Children’s uses dog therapy, and for those dog-lovers out there like myself, I think it is a novel idea, one that far surpasses the benefits of a massage any day. Happy Tails is a program I am very familiar with, where dogs and their owners are brought through the hospital lobby for the children to interact with. When Happy Tails is on the schedule for the day, I regularly see the faces of the children on the unit light up, as they anxiously await that three o’clock hour to pet the dogs ranging in size from Maltese to Great Dane.
I received word of another such service that I was not familiar with, the ultimate pet therapy experience, from a good friend who frequently works at our sister campus, and I had to do my research to see if it was indeed true. Sure enough, all accounts were true, and I introduce you to Casper, the friendly dog.

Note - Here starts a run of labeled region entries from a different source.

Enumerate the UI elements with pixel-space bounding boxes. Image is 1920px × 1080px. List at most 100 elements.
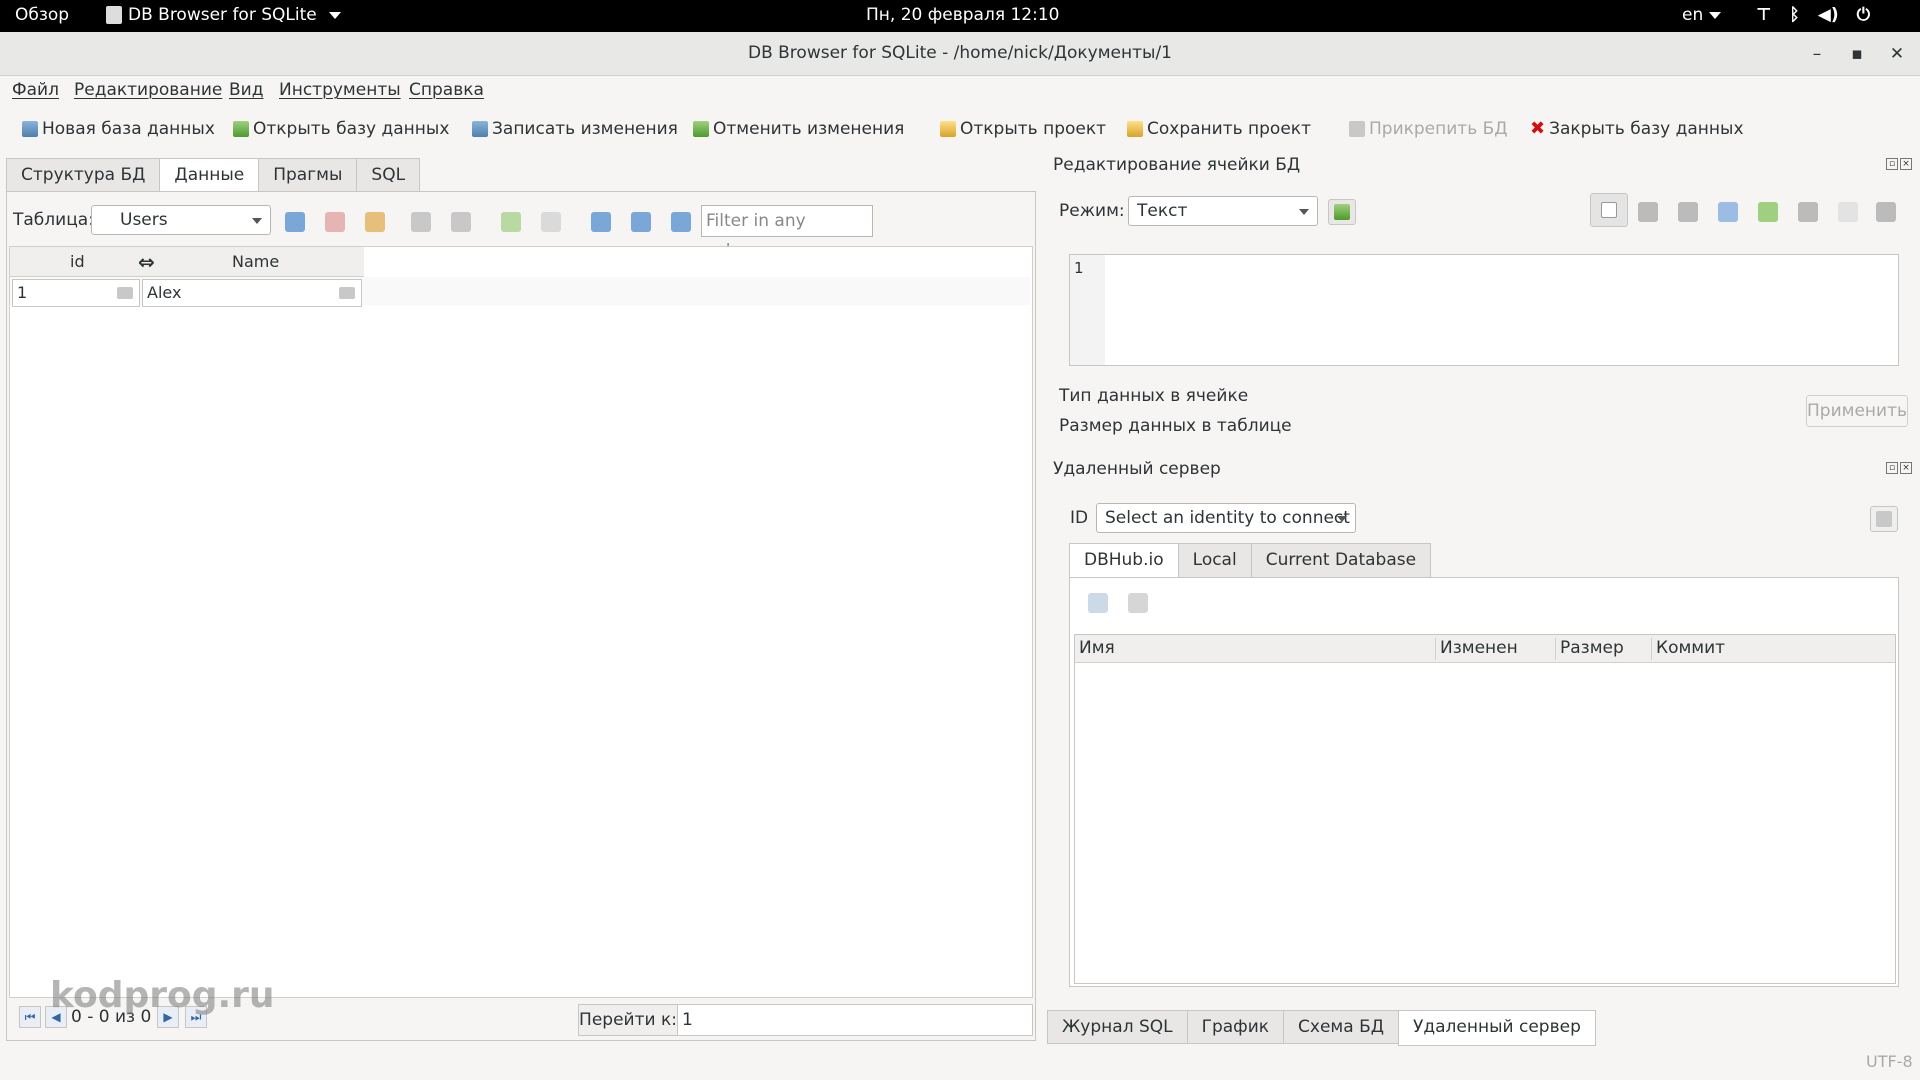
menu-view[interactable]: Вид xyxy=(229,80,263,100)
menu-file[interactable]: Файл xyxy=(12,80,59,100)
save-icon xyxy=(472,121,488,137)
menu-help[interactable]: Справка xyxy=(409,80,484,100)
keyboard-layout-label: en xyxy=(1682,5,1704,25)
grid-header: id Name ⇔ xyxy=(10,247,364,277)
tab-browse-data[interactable]: Данные xyxy=(159,158,260,194)
new-database-icon xyxy=(22,121,38,137)
mode-select[interactable]: Текст xyxy=(1128,196,1318,226)
clone-icon[interactable] xyxy=(1128,593,1148,613)
mode-select-value: Текст xyxy=(1137,201,1188,221)
data-grid: id Name ⇔ 1 Alex xyxy=(9,246,1033,998)
tab-db-schema[interactable]: Схема БД xyxy=(1283,1010,1400,1044)
set-null-icon[interactable] xyxy=(1678,202,1698,222)
window-title: DB Browser for SQLite - /home/nick/Докум… xyxy=(747,43,1172,63)
encoding-status: UTF-8 xyxy=(1866,1052,1913,1071)
resize-cursor-icon: ⇔ xyxy=(138,250,155,274)
close-dock-icon[interactable]: × xyxy=(1900,158,1912,170)
save-project-button[interactable]: Сохранить проект xyxy=(1127,116,1311,142)
close-database-button[interactable]: ✖ Закрыть базу данных xyxy=(1530,116,1744,142)
main-toolbar: Новая база данных Открыть базу данных За… xyxy=(0,110,1920,150)
print-icon[interactable] xyxy=(451,212,471,232)
clear-icon[interactable] xyxy=(339,287,355,299)
cell-editor[interactable]: 1 xyxy=(1069,254,1899,366)
clear-icon[interactable] xyxy=(117,287,133,299)
clear-sort-icon[interactable] xyxy=(365,212,385,232)
filter-cell-id[interactable]: 1 xyxy=(12,279,140,307)
tab-db-structure[interactable]: Структура БД xyxy=(6,158,161,192)
menu-edit[interactable]: Редактирование xyxy=(74,80,222,100)
image-icon[interactable] xyxy=(1798,202,1818,222)
app-menu-label: DB Browser for SQLite xyxy=(128,5,317,25)
font-icon[interactable] xyxy=(591,212,611,232)
indent-icon[interactable] xyxy=(1638,202,1658,222)
close-database-label: Закрыть базу данных xyxy=(1549,119,1744,139)
new-database-button[interactable]: Новая база данных xyxy=(22,116,215,142)
identity-button[interactable] xyxy=(1870,506,1898,532)
first-record-icon[interactable]: ⏮ xyxy=(19,1006,41,1028)
close-dock-icon[interactable]: × xyxy=(1900,462,1912,474)
filter-input[interactable]: Filter in any column xyxy=(701,205,873,261)
filter-cell-name[interactable]: Alex xyxy=(142,279,362,307)
open-database-button[interactable]: Открыть базу данных xyxy=(233,116,449,142)
tab-local[interactable]: Local xyxy=(1177,543,1252,577)
system-status-area[interactable]: ⊤ ᛒ ◀) ⏻ xyxy=(1756,5,1870,25)
cell-id-value: 1 xyxy=(17,283,28,302)
identity-select[interactable]: Select an identity to connect xyxy=(1096,503,1356,533)
float-dock-icon[interactable]: ▫ xyxy=(1886,158,1898,170)
open-database-icon xyxy=(233,121,249,137)
app-menu[interactable]: DB Browser for SQLite xyxy=(106,5,341,25)
cell-name-value: Alex xyxy=(147,283,182,302)
tab-sql-log[interactable]: Журнал SQL xyxy=(1047,1010,1188,1044)
tab-current-database[interactable]: Current Database xyxy=(1250,543,1432,577)
open-project-button[interactable]: Открыть проект xyxy=(940,116,1106,142)
attach-database-button[interactable]: Прикрепить БД xyxy=(1349,116,1508,142)
export-icon[interactable] xyxy=(1758,202,1778,222)
goto-button[interactable]: Перейти к: xyxy=(578,1004,678,1036)
tab-remote[interactable]: Удаленный сервер xyxy=(1398,1010,1596,1046)
apply-button[interactable]: Применить xyxy=(1806,395,1908,427)
close-window-button[interactable]: ✕ xyxy=(1883,40,1911,68)
tab-dbhub[interactable]: DBHub.io xyxy=(1069,543,1179,579)
save-project-icon xyxy=(1127,121,1143,137)
refresh-icon[interactable] xyxy=(285,212,305,232)
table-row[interactable]: 1 Alex xyxy=(10,277,1030,307)
column-header-name[interactable]: Name xyxy=(232,252,279,271)
maximize-button[interactable]: ▪ xyxy=(1843,40,1871,68)
write-changes-label: Записать изменения xyxy=(492,119,678,139)
column-header-modified[interactable]: Изменен xyxy=(1435,638,1518,660)
erase-icon[interactable] xyxy=(1838,202,1858,222)
import-icon[interactable] xyxy=(1718,202,1738,222)
refresh-icon[interactable] xyxy=(1088,593,1108,613)
chevron-down-icon xyxy=(1299,209,1309,215)
replace-icon[interactable] xyxy=(671,212,691,232)
clock[interactable]: Пн, 20 февраля 12:10 xyxy=(866,5,1059,25)
tab-sql[interactable]: SQL xyxy=(356,158,421,192)
find-icon[interactable] xyxy=(631,212,651,232)
chevron-down-icon xyxy=(328,11,341,19)
keyboard-layout-indicator[interactable]: en xyxy=(1682,5,1722,25)
goto-input[interactable]: 1 xyxy=(677,1004,1033,1036)
column-header-name[interactable]: Имя xyxy=(1075,638,1115,660)
tab-plot[interactable]: График xyxy=(1186,1010,1285,1044)
table-select-value: Users xyxy=(120,210,168,230)
clear-filters-icon[interactable] xyxy=(325,212,345,232)
column-header-commit[interactable]: Коммит xyxy=(1651,638,1725,660)
print-icon[interactable] xyxy=(1876,202,1896,222)
menu-tools[interactable]: Инструменты xyxy=(279,80,401,100)
auto-format-button[interactable] xyxy=(1328,199,1356,225)
save-table-icon[interactable] xyxy=(411,212,431,232)
column-header-id[interactable]: id xyxy=(70,252,85,271)
minimize-button[interactable]: – xyxy=(1803,40,1831,68)
float-dock-icon[interactable]: ▫ xyxy=(1886,462,1898,474)
word-wrap-toggle[interactable] xyxy=(1590,193,1628,227)
activities-button[interactable]: Обзор xyxy=(15,5,69,25)
write-changes-button[interactable]: Записать изменения xyxy=(472,116,678,142)
insert-record-icon[interactable] xyxy=(501,212,521,232)
table-select[interactable]: Users xyxy=(91,205,271,235)
remote-tabs: DBHub.io Local Current Database xyxy=(1069,543,1432,579)
cell-type-label: Тип данных в ячейке xyxy=(1059,386,1249,406)
revert-changes-button[interactable]: Отменить изменения xyxy=(693,116,904,142)
tab-pragmas[interactable]: Прагмы xyxy=(258,158,358,192)
column-header-size[interactable]: Размер xyxy=(1555,638,1624,660)
delete-record-icon[interactable] xyxy=(541,212,561,232)
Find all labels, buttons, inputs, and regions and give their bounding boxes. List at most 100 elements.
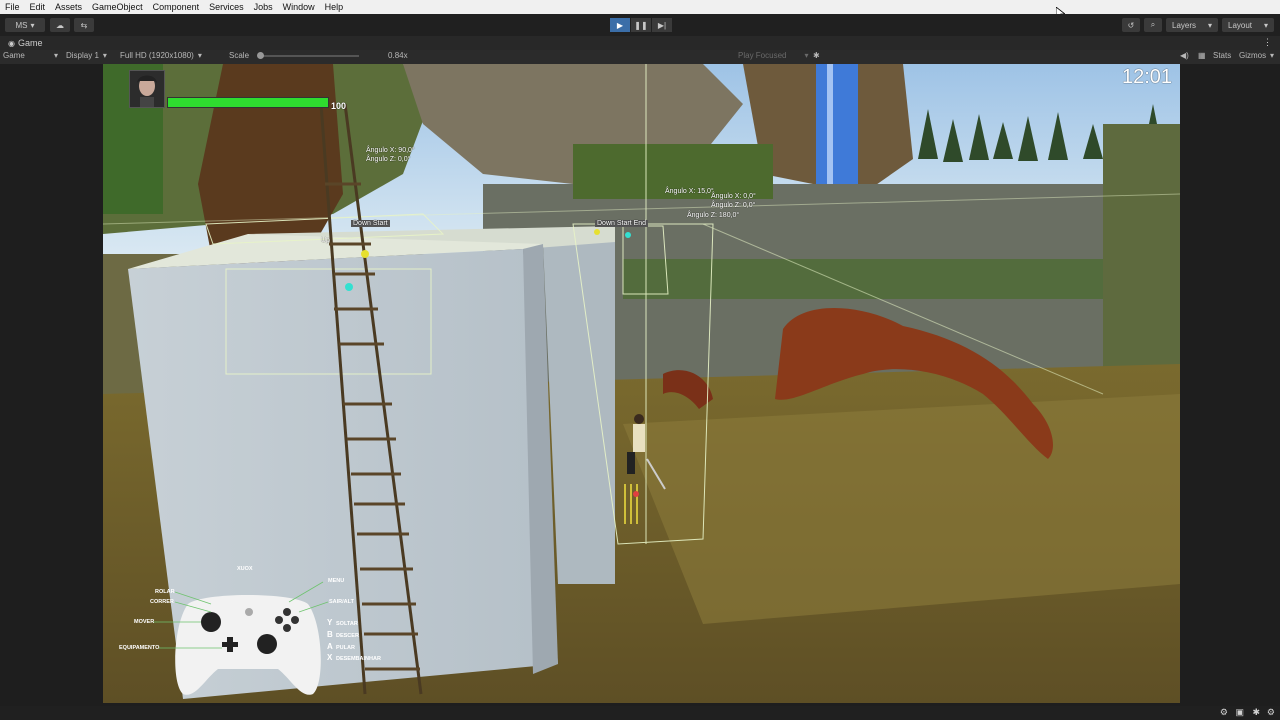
- waterfall: [816, 64, 858, 189]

“Casper to ER room 1” is commonly heard through the intercom at the hospital. Within minutes a beautiful, golden four-legged creature with tongue hanging out comes prancing in to ease the worry of the frightened three year-old awaiting an MRI. Casper is a Golden Retriever/Yellow Lab mix, identified by his vest that reads “I’m friendly, ask to pet me” and can be found working five days a week at Children’s. What makes Casper different from a Happy Tails dog is the extensive 18 months of training he received that allows him access to nearly all areas of the hospital including the ICUs, patient rooms, and cafeteria. Casper’s scope of practice is unlimited, as he has been known to jump up on exam tables next to frightened children prior to procedures. Nurses throughout the hospital have seen non-verbal kids attempt to communicate with Casper, non-mobile kids attempt to walk beside him, and even a bed-ridden child with cerebral palsy who they thought was physically unable to smile smiled when Casper licked a treat out of her hand. The staff also reports that spending time with Casper has helped them to better deal with the grief of losing a patient.
Although I have not had the pleasure of personally encountering this wonderful creature, the accounts that I have heard are remarkable and truly support the old adage of a dog being man’s best friend. Perhaps years from now all hospitals will have a Casper and the profound benefits on patients and staff can be shared by all.